Cette Banlieue, comme les Ernéliens l'appellent — notez le B majuscule — n'est pas pauvre ; du reste, n'importe quel habitant de la galaxie d'Anecdar est certainement bien plus riche que le plus riche des paysans de la province Alékarnienne. Mais elle l'apparaît inévitablement en comparaison avec le luxe insolent du Secteur impérial. En tout cas, la pauvreté n'est pas la principale caractéristique de la Banlieue : il a été la stratégie du Gouvernement d'y maintenir un état d'anarchie presque complète. Alors qu'un paysan Alékarnien qui vole son camarade est presque sûr d'être pris et jugé dans l'heure, des milliers de crimes passent chaque jour inaperçus dans la Banlieue sur Ernélion. Ce n'est pas que la police est incapable de maintenir le contrôle : elle y parvient très bien lorsqu'il s'agit de percevoir les impôts ; la population d'une seule planète, aussi grande soit-elle, ou même d'une galaxie entière, est ridiculement petite en comparaison avec l'effectif de la Flotte. C'est simplement que le Gouvernement ne veut pas faire l'effort : les gardes sur Ernélion sont bien mieux employés à protéger la maison du maire que quelques délinquants qui seront bien vite remplacés en puisant dans le vaste réservoir humain que constituent les Provinces. Peut-être aussi y a-t-il un dessein plus sinistre là-dessous ; « que les meilleurs survivent » est réputé avoir dit le vice-secrétaire d'État pour les Galaxies Proximales au maire d'Ernélion nouvellement élu. Certaines rumeurs affirment que le Gouvernement est de mèche avec une des mafias qui domine la Banlieue — mais ce qu'il aurait à gagner par cela, les rumeurs ne le disent pas.

Naturellement, des émeutes se produisent occasionnellement çà et là : un quelconque agitateur ou démagogue politique promet de l'espoir et de la gloire, et quelques jours plus tard la rébellion éclate. Les autorités, certaines de leur propre supériorité, choisissent généralement de l'ignorer, et de fait elle disparaît le plus souvent d'elle-même en une semaine environ sans avoir causé de grands dégâts. Il fut nécessaire en quelques occasions de recourir à la violence, et alors ce fut effectivement violent — des centaines de milliers d'innocents furent massacrés par l'armée qui considérait qu'il était plus sûr de tuer tout le monde et de réfléchir après. Dans l'ensemble, les Ernéliens sont trop conscients de leurs privilèges pour être prompts à se révolter. Quand le rêve le plus cher de la moitié de la population de l'Univers est de mettre le pied sur la planète où l'on vit, on ne se plaint pas si facilement que cette planète est plus un enfer qu'un paradis.

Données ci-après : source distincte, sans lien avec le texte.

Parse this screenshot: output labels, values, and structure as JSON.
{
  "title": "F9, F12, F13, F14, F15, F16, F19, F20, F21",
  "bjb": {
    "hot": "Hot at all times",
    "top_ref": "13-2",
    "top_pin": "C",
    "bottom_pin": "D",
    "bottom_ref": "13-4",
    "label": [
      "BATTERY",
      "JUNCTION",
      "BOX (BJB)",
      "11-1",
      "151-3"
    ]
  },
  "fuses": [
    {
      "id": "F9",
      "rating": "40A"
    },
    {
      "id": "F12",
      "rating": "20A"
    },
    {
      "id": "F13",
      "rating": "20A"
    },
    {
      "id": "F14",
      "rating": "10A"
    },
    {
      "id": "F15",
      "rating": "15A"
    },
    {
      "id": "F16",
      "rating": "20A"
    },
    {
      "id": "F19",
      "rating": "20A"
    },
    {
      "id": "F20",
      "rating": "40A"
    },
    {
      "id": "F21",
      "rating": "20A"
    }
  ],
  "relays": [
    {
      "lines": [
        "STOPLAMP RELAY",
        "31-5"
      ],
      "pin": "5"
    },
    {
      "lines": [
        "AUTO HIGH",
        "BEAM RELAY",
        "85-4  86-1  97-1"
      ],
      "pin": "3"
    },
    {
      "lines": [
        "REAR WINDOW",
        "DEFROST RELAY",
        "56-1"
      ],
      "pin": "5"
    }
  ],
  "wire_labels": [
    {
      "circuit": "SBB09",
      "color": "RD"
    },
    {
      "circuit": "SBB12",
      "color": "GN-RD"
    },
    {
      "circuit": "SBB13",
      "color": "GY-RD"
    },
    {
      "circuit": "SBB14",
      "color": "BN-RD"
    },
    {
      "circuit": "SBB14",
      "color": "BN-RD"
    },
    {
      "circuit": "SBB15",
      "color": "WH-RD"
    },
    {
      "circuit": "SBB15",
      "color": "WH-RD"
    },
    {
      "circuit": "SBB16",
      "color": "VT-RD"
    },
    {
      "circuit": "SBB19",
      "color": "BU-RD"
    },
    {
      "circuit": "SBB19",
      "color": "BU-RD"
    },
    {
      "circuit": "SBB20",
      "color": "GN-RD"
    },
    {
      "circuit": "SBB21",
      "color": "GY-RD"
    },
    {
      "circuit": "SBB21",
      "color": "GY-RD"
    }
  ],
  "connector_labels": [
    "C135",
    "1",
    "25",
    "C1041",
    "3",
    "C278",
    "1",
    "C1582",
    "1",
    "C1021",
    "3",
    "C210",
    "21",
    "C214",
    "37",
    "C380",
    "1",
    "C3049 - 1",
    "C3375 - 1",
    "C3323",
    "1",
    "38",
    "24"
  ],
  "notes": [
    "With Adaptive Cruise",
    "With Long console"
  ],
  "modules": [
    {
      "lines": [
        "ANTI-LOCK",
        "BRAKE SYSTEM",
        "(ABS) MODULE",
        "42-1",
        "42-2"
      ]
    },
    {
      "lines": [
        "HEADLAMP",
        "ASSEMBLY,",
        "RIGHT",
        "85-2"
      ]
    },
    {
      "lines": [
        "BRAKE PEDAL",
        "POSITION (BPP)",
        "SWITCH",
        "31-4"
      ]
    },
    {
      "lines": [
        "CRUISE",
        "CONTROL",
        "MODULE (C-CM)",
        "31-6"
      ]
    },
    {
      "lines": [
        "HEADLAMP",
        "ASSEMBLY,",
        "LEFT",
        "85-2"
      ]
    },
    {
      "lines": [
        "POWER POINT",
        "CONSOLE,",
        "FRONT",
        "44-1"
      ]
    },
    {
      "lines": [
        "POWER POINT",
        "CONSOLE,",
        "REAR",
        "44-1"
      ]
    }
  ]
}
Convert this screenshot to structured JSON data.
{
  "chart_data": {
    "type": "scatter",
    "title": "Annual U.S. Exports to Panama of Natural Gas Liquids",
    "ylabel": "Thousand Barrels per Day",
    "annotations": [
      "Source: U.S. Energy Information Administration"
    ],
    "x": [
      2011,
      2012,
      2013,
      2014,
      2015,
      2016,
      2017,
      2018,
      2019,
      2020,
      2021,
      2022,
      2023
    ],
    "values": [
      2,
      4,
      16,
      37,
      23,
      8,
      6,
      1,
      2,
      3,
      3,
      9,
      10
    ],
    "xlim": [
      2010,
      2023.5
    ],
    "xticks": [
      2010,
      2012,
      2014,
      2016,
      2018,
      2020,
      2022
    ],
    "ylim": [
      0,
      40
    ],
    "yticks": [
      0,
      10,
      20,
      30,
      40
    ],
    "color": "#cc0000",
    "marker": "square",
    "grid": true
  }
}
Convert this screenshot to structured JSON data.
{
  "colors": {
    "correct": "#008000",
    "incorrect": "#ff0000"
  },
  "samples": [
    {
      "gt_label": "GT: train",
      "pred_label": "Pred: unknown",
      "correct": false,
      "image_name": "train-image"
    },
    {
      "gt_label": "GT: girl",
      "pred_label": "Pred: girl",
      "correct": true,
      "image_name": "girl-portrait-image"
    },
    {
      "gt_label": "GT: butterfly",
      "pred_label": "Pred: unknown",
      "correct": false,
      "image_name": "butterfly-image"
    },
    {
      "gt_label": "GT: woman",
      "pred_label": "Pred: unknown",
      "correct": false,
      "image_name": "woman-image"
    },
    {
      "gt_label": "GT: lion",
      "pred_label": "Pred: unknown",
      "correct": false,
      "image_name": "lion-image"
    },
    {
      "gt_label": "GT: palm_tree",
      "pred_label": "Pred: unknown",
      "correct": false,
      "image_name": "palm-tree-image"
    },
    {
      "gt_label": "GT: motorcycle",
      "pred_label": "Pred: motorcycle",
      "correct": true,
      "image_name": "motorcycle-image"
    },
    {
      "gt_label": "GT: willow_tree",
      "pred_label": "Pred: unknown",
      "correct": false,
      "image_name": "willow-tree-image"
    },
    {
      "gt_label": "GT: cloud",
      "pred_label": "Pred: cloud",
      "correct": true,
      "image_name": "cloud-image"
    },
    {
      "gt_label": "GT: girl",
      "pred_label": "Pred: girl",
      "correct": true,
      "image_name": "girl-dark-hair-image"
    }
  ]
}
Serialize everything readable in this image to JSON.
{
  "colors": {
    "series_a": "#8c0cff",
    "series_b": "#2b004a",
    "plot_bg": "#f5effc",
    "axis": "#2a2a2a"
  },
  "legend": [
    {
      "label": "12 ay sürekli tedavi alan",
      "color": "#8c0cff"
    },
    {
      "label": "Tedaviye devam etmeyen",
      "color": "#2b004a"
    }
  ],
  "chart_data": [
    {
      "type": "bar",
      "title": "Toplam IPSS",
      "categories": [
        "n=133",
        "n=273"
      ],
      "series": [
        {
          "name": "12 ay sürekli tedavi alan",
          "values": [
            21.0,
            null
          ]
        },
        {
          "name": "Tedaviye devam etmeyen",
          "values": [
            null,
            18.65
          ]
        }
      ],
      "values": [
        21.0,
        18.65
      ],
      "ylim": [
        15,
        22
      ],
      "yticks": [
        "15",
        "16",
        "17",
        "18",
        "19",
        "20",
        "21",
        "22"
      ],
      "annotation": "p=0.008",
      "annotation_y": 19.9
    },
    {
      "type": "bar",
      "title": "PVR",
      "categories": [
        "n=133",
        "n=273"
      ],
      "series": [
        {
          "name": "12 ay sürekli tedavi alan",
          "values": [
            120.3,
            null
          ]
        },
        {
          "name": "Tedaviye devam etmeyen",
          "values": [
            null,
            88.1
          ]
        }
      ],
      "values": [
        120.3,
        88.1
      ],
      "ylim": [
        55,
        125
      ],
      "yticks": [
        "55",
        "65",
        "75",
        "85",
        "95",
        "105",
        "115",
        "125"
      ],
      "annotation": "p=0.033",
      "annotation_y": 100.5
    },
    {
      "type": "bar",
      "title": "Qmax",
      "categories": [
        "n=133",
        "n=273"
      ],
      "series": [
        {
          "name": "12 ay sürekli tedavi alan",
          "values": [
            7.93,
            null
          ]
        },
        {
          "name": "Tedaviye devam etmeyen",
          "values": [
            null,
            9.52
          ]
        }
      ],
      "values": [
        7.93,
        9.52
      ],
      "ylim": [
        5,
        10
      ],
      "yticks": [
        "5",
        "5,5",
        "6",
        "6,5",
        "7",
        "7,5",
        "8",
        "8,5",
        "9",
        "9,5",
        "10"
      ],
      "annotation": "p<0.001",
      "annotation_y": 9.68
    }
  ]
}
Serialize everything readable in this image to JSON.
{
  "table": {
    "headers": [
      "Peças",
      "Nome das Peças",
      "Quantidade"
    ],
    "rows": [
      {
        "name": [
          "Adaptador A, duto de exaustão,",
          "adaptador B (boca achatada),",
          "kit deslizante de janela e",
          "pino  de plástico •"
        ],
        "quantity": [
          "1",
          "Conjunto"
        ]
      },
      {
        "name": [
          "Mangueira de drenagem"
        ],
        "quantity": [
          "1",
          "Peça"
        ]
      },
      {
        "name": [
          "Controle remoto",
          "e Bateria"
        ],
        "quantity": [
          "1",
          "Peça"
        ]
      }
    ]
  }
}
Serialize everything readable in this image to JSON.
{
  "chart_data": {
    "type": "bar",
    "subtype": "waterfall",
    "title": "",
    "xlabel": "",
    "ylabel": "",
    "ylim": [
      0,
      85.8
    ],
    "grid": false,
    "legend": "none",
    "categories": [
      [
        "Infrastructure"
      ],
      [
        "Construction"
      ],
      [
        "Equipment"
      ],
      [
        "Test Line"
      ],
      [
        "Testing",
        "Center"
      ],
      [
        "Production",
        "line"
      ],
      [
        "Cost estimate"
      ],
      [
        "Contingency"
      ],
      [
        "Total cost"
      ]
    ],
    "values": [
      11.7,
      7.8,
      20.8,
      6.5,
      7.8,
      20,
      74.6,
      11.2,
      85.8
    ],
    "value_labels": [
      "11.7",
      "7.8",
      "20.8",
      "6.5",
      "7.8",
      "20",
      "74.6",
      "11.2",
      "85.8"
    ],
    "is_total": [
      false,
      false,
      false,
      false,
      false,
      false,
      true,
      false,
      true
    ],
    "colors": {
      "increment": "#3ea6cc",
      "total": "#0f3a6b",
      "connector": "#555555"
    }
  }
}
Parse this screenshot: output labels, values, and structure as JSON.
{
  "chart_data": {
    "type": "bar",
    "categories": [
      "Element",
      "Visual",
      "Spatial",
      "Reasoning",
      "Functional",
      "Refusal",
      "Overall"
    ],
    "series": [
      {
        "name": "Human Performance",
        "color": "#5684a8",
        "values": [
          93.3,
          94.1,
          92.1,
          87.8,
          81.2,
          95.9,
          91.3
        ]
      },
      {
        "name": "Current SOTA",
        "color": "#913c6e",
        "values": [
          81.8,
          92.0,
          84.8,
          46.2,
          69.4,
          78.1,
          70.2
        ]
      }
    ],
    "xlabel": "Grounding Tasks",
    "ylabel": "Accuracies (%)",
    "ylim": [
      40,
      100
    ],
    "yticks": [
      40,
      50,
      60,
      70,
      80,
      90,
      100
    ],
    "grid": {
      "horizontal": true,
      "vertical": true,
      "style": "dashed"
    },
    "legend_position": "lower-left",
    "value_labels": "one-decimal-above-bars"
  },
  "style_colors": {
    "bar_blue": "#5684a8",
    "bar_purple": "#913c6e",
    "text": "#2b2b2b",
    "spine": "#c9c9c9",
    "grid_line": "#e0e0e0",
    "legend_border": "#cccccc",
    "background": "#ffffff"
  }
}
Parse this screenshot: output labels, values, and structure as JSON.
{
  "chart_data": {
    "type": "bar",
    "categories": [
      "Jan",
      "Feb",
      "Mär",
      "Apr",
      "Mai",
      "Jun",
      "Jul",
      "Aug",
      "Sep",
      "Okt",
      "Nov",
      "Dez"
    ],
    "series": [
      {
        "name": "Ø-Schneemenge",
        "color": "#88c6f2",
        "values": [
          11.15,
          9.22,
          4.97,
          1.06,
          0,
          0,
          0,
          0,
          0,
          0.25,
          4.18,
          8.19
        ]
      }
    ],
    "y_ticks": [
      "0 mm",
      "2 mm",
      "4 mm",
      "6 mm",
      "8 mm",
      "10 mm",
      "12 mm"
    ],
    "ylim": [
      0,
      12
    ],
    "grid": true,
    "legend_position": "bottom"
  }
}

« Libérateur des Mondes » — comme il se faisait appeler — était un tel créateur de troubles, qui prétendait défendre la Liberté et la Démocratie. Chaque soir après le travail — il était employé par les halles d'Ernélion — il s'installait dans une des places principales de la Banlieue et improvisait un discours sur la situation politique de l'Empire. Il prononçait de grands mots, parlait de merveilleuses choses à venir, et ses auditeurs rentraient chez eux et rêvaient d'un monde meilleur. Libérateur des Mondes était différent de ceux qui le précédaient, cependant, en ce qu'il était doué d'intelligence, d'habileté et de charisme ; et, ce qui ne gâtait rien, il était jeune et beau. Ainsi, il devenait de plus en plus populaire ; et cela signifiait qu'il se mettait en danger. Libérateur des Mondes faisait attention à ne pas tenter sa chance trop loin : il évitait de critiquer plus haut que le maire d'Ernélion, ou en tout cas le Procurateur d'Anecdar.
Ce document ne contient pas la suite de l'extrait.